The second bullet from your question can be met by running asyncio in a dedicated thread and using asyncio.run_coroutine_threadsafe
to schedule coroutines. For example:
class FibonacciCalculatorAsync:
def __init__(self):
self.pool = ThreadPoolExecutor(max_workers=2)
self.loop = asyncio.get_event_loop()
@staticmethod
def calculate_sync(n):
print(f"started n={n}")
return fibonacci(n)
async def calculate(self, n):
result = await self.loop.run_in_executor(self.pool, self.calculate_sync, n)
print(result)
def run(self, n):
asyncio.run_coroutine_threadsafe(self.calculate(n), self.loop)
def start_loop(self):
thr = threading.Thread(target=self.loop.run_forever)
thr.daemon = True
thr.start()
if __name__ == '__main__':
calculator = FibonacciCalculatorAsync()
calculator.start_loop()
calculator.run(35)
calculator.run(32)
print("initial thread can continue its work")
calculator.run(10)
time.sleep(1)
Please note that since python is a single threaded language because of the global interpreter lock, you cannot achieve true concurrency when doing cpu bound tasks, like calculating Fibonacci.

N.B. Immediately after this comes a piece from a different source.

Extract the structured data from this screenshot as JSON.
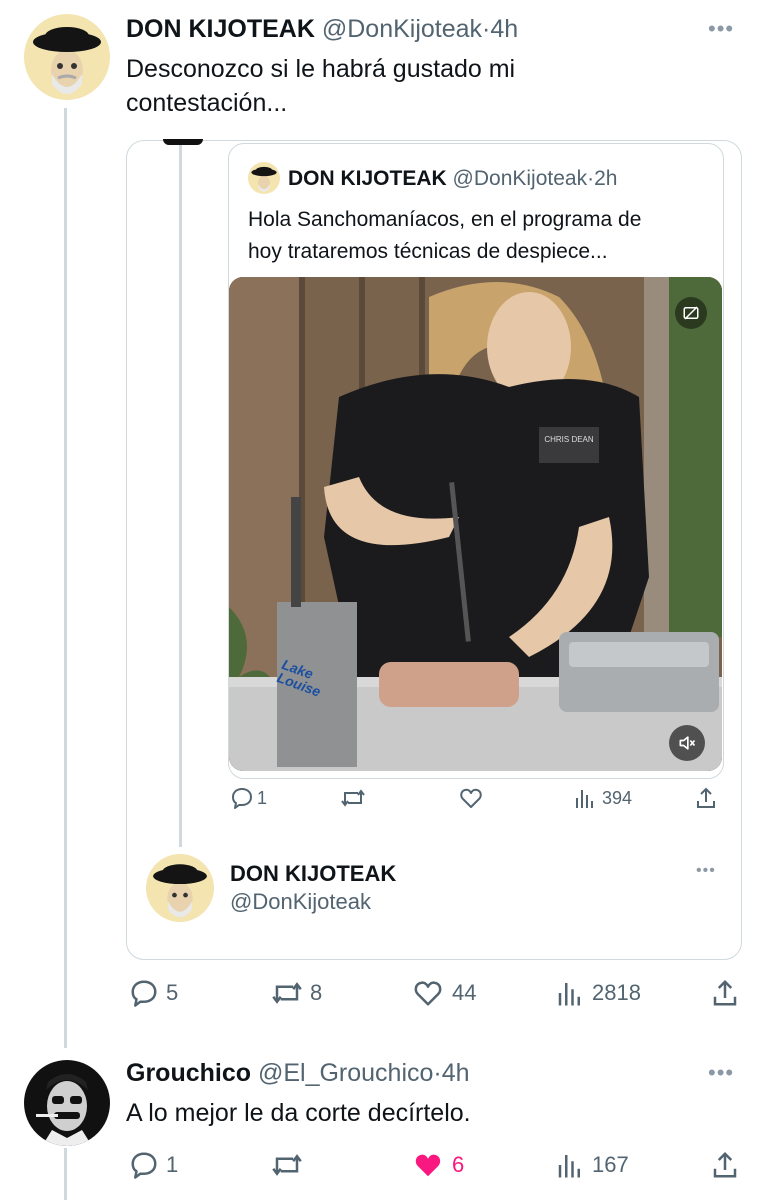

It will still just run synchronously. However you can achieve ‘fake it til you make it’ concurrency with I/O bound tasks like reading/writing to sockets. This can be read about in more depth in O’Reilly Python Concurrency with asyncio. The book will demonstrate with coding examples what I have said above and goes more in depth on asyncio leveraging the OS’s underlying event notification api to achieve concurrency with i/o bound tasks.